A major reason for this was the manipulation of a popular Electronic Health Records (EHR) system, Practice Fusion, on behalf of a pharmaceutical company. The US Department of Justice singled out the marketing department of an Opioid manufacturer for paying approximately $1M to change a decision support tool used by physicians, a Clinical Decision Support alert, to recommend their opioid products as part of treatment plans. This led to the unnecessary prescription of opioids to tens of thousands of patients and helped fuel a major crisis.
The Electronic Health Record system utilized is targeted at smaller physician practices that do not have the resources of larger health systems to examine Clinical Decision Support alerts. In this case, Practice Fusion was utilized by over 100,000 small to medium-sized medical practices.
Most medical practices, according to the American Medical Association, have 10 or fewer physicians. Approximately one third of hospitals, according to the American Hospital Association, have negative operating budgets and lose money. These are organizations that care about keeping the lights on.

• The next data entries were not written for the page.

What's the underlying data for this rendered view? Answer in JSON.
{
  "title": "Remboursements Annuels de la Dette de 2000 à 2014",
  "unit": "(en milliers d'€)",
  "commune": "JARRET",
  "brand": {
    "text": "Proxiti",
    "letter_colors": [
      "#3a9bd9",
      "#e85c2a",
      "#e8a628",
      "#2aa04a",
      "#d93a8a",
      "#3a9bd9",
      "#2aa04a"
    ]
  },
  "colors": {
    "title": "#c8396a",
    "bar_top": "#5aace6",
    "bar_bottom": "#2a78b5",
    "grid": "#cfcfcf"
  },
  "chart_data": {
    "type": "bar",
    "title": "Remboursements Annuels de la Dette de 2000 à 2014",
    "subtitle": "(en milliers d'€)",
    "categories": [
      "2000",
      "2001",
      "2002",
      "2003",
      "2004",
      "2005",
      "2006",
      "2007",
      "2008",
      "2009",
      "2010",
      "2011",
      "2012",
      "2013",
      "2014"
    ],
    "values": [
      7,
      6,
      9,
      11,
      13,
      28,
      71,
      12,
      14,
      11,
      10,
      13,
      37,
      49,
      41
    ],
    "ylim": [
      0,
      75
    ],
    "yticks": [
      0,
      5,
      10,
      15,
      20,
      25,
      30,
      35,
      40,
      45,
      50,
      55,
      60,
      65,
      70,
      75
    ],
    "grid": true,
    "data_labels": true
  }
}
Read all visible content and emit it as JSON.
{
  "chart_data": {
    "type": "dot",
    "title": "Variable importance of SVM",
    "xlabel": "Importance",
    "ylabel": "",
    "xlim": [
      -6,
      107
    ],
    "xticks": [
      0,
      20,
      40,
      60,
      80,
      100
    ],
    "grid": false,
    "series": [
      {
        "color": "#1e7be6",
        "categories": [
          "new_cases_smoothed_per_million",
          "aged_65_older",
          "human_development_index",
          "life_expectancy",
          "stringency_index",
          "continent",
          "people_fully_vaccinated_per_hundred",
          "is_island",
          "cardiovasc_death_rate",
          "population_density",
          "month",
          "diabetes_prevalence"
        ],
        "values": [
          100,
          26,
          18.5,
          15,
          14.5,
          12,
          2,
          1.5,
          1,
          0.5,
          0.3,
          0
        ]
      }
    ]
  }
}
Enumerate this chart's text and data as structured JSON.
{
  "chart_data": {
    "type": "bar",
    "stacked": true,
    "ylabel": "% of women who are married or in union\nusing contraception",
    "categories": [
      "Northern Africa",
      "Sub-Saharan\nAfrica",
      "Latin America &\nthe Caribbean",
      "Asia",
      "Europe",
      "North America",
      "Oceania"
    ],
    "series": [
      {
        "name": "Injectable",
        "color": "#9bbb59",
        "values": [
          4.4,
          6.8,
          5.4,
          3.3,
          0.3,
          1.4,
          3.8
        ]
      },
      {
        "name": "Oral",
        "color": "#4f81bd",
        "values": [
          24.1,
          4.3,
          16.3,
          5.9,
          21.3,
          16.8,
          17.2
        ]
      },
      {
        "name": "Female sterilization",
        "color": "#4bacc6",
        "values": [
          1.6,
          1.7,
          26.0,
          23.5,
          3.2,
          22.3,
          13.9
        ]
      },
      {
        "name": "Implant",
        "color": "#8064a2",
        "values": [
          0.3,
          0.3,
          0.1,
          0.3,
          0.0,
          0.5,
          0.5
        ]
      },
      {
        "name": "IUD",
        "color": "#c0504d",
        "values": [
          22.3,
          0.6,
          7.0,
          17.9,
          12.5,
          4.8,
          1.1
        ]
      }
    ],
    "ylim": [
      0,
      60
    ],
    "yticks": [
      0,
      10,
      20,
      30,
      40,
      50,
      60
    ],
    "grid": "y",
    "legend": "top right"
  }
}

However, the HITECH Act and associated incentive programs have encouraged medical providers to get on board with Electronic Medical Records.
This presentation will show evidence of how the Opioid Crisis exposed an operational security weakness with EHR systems, and why just patching those alerts doesn't address it. We will also discuss how to address it as part of a larger operational framework in partnership with larger health systems. With the current lack of support for smaller practices, we expect this attack type to continually occur unless resolved.